Permettez-moi d’apporter modestement deux volets de réponses à vos questions.

a) Je crois en toute sincérité que si les États-Unis, au point de départ, avaient fondé leur démarche sur une réalité, et non sur des mensonges, la situation serait peut-être différente aujourd’hui. Le cas de l’Afghanistan le démontre bien. En accord avec beaucoup de pays, en raison du 11 septembre, l’invasion de l’Afghanistan avaient pour buts de pourchasser Oussama Ben Laden et de chasser les taliban. Cette « guerre contre le terrorisme » sera longue, prévenait le président Bush.

b) S’agissant de l’Irak, là où le bât blesse, c’est le mensonge sur lequel s’est fondé l’ensemble de la stratégie américaine. En quoi Saddam Hussein était-il terroriste ? Despote, oui. Terroriste avec des armes de destruction massive, non. Le travail des inspecteurs des Nations unies avait permis de réduire considérablement ses capacités de nuisance. Oui les États-Unis sont arrivés victorieux en Irak. Mais les erreurs de Paul Bremmer ont été nombreuses.

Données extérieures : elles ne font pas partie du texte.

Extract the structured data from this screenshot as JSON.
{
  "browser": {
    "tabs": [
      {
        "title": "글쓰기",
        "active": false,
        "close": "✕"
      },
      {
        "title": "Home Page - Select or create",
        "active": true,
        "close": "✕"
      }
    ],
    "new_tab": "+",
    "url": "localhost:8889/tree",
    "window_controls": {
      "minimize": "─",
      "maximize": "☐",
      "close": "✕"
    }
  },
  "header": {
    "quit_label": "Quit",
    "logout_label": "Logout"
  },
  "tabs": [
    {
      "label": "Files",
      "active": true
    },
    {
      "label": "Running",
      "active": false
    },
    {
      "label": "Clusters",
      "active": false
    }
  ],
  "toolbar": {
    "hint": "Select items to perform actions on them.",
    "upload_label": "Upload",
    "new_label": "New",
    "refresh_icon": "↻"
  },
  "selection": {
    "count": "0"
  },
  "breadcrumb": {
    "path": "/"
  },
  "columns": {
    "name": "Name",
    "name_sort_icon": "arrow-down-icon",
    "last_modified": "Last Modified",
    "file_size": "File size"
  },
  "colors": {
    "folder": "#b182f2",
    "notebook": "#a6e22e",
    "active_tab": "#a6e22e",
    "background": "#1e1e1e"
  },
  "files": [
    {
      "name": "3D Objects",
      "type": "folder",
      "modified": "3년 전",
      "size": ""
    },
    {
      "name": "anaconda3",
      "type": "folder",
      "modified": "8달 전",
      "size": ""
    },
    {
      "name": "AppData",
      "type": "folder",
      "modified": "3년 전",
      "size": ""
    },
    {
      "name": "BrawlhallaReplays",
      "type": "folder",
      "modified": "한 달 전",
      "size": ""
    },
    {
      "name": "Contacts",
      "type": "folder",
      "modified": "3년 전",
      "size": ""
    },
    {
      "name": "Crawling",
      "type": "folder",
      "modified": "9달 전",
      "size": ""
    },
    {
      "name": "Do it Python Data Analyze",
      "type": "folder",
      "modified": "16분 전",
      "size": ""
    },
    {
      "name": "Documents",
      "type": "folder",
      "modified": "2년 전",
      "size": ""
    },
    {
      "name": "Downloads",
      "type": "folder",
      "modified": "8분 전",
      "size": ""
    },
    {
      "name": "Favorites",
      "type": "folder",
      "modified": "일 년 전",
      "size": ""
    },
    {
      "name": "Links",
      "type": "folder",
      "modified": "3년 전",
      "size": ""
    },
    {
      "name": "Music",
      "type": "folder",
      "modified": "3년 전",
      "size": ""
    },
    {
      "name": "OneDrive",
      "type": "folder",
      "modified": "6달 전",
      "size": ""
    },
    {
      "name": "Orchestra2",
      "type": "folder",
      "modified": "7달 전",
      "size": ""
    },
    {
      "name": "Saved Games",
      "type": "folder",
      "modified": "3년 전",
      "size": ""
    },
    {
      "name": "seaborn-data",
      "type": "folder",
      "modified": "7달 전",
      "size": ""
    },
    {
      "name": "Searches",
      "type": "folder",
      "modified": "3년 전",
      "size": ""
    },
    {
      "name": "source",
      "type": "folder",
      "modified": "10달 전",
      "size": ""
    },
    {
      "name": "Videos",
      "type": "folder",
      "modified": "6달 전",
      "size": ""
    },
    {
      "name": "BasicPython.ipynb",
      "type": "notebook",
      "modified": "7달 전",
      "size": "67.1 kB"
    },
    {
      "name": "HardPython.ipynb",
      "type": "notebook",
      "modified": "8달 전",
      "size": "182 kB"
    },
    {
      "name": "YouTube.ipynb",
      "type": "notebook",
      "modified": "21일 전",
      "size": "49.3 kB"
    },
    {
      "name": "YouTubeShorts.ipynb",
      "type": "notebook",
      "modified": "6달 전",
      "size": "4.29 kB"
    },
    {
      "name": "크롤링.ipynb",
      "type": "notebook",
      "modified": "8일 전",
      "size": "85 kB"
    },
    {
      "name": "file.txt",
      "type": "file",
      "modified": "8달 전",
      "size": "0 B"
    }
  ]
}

La première grave erreur a été de mettre tous les fonctionnaires, policiers et militaires au chômage. Et de vouloir repartir le tout à zéro. Ne l’oublions pas. Que peut un peuple au chômage, affamé, sans eau ni nourriture, dans un pays rendu exsangue par les forces d’occupation ? Bien évidemment, ce désespoir du peuple a exacerbé toutes les rivalités inter-tribales, inter-religieuses, inter-ethniques. Il faut enfin se rappeler cette théorie complètement hystérique de Rumsfeld qui voulait démontrer que la victoire en Irak serait rapide, technologique et peu engageante en termes de forces humaines.

Je ne pourrai pas réécrire l’histoire de l’Irak.

L’Irak comptait une population de quelque 25 millions d’habitants dont 75 % d’arabophones. Ceux-ci parlent des idiomes différents de la famille chamito-sémitique : l’arabe mésopotamien (51,3 %), l’arabe nadji (4 %), l’arabe égyptien (2 %), l’arabe du Golfe (0,18 %) et d’autres dialectes arabes (env.15 %). Bref, pour les Irakiens arabophones, l’arabe classique constitue une langue seconde qu’ils apprenaient à l’école. Les nombreuses minorités non arabophones parlent le kurde (18 %, soit quatre millions de locuteurs), l’azéri (4 %), l’assyrien appelé généralement syriaque (1,3 %), le farsi (1,2 %), le turkmène (1 %), l’arménien (0,27 %), le circassien ou adyguéen (0,08 %), etc. La plupart de ces minorités (sauf le farsi) résident dans le nord du pays, c’est-à-dire dans la région kurde au nord-est, notamment autour des villes de Mossoul, Erbil et Kirkouk. Le kurde et le farsi appartiennent au groupe indo-iranien de la famille indo-européenne. L’azéri (ou azerbaïdjanais), le turkmène et le turc anatolien font partie de la famille altaïque. On parle en Irak différentes langues chamito-sémitiques telles que l’assyrien, l’arabe des Bédouins, l’arabe mésopotamien, l’arabe du Golfe, l’arabe palestinien, l’arabe égyptien, l’arabe syrien, l’arabe judéo-irakien, etc. ; l’arménien est un isolat parmi les langues indo-européennes ; le circassien ou adyguéen est une langue caucasienne.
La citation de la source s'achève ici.